I was working at "Apple," which had recently transformed itself into an experiment in writing interactive games based on the "infinite monkeys at infinite typewriters producing Hamlet" notion. Only they hadn't actually told their employees that.
They had this new facility where you came in, got an assignment (writing exercises? character studies?), and you could either take it home or sit there and work on it. People were arranged at desks around the outside of a large circular structure. The desks were crowded close together.
They also had new drive through "cafeterias" where the food was all in big bins or came out of big faucets.
My partner (not OH, but with some OH-like qualities, and some qualities of other partners I've had) and I both worked there. So we came in, got some work, and sat there for a while working. And then I began feeling like I was waiting for something to happen. Then I realized that because we were all crowded together, I was feeling like a student in a class sitting at a desk who couldn't get up and leave until the teacher said. But there was no teacher of course.
I realized that this is what "Apple" intended by creating this thing: that we'd all sit there like lemmings and work work work.
I knew there was the option of coming in in the morning, getting an assignment and working at home, and I considered that. But I realized that if I made a habit of working at home, I'd fall behind, because everyone else was sitting at their desks doing work work work, and new announcements and assignments were made available during the day. And I knew that with all these people working on the same assignments, multiple people would come up with the same ideas, but you only got credit for an idea if you came up with it first.
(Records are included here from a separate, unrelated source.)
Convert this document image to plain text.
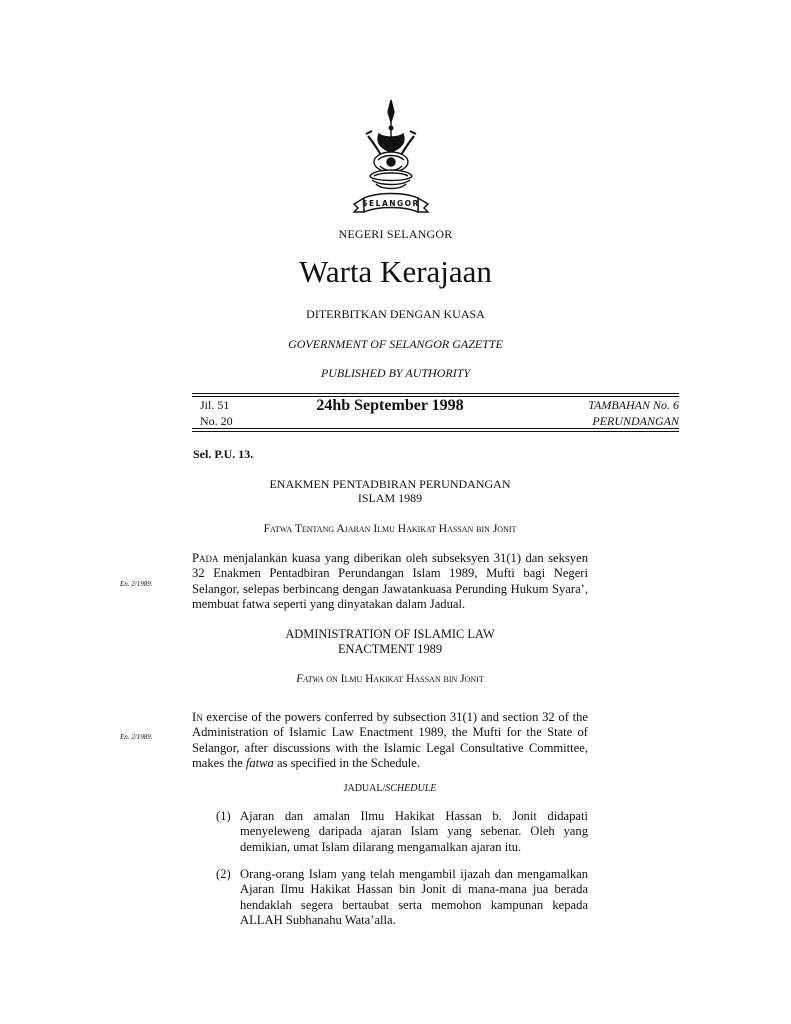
SELANGOR
NEGERI SELANGOR
Warta Kerajaan
DITERBITKAN DENGAN KUASA
GOVERNMENT OF SELANGOR GAZETTE
PUBLISHED BY AUTHORITY
Jil. 51
No. 20
24hb September 1998	TAMBAHAN No. 6
PERUNDANGAN
Sel. P.U. 13.
ENAKMEN PENTADBIRAN PERUNDANGAN
ISLAM 1989
Fatwa Tentang Ajaran Ilmu Hakikat Hassan bin Jonit
En. 2/1989.
Pada menjalankan kuasa yang diberikan oleh subseksyen 31(1) dan seksyen 32 Enakmen Pentadbiran Perundangan Islam 1989, Mufti bagi Negeri Selangor, selepas berbincang dengan Jawatankuasa Perunding Hukum Syara’, membuat fatwa seperti yang dinyatakan dalam Jadual.
ADMINISTRATION OF ISLAMIC LAW
ENACTMENT 1989
Fatwa on Ilmu Hakikat Hassan bin Jonit
En. 2/1989.
In exercise of the powers conferred by subsection 31(1) and section 32 of the Administration of Islamic Law Enactment 1989, the Mufti for the State of Selangor, after discussions with the Islamic Legal Consultative Committee, makes the fatwa as specified in the Schedule.
JADUAL/SCHEDULE
(1) Ajaran dan amalan Ilmu Hakikat Hassan b. Jonit didapati menyeleweng daripada ajaran Islam yang sebenar. Oleh yang demikian, umat Islam dilarang mengamalkan ajaran itu.
(2) Orang-orang Islam yang telah mengambil ijazah dan mengamalkan Ajaran Ilmu Hakikat Hassan bin Jonit di mana-mana jua berada hendaklah segera bertaubat serta memohon kampunan kepada ALLAH Subhanahu Wata’alla.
So being behind would mess with my chances for getting credit for an idea, which was a good thing.
"Apple" hadn't actually told us any of this, so I thought I was very clever for having figured it out. I tried to tell my partner about it, but he scoffed and wouldn't listen.
I think my brain came up with this idea by thinking about distributed computing projects (e.g., Seti@home) and LiveJournal simultaneously.
My brain has a hard time wrapping itself around just how many humans are out there on this planet. It sees things about how Seti@home has logged 1,058,634 years of computer time (and 3,000 years in the last 24 hours), or how there are 632,152 LiveJournal users who wrote 121,201 journal entries yesterday, and it just goes TILT and produces these weird-ass dreams.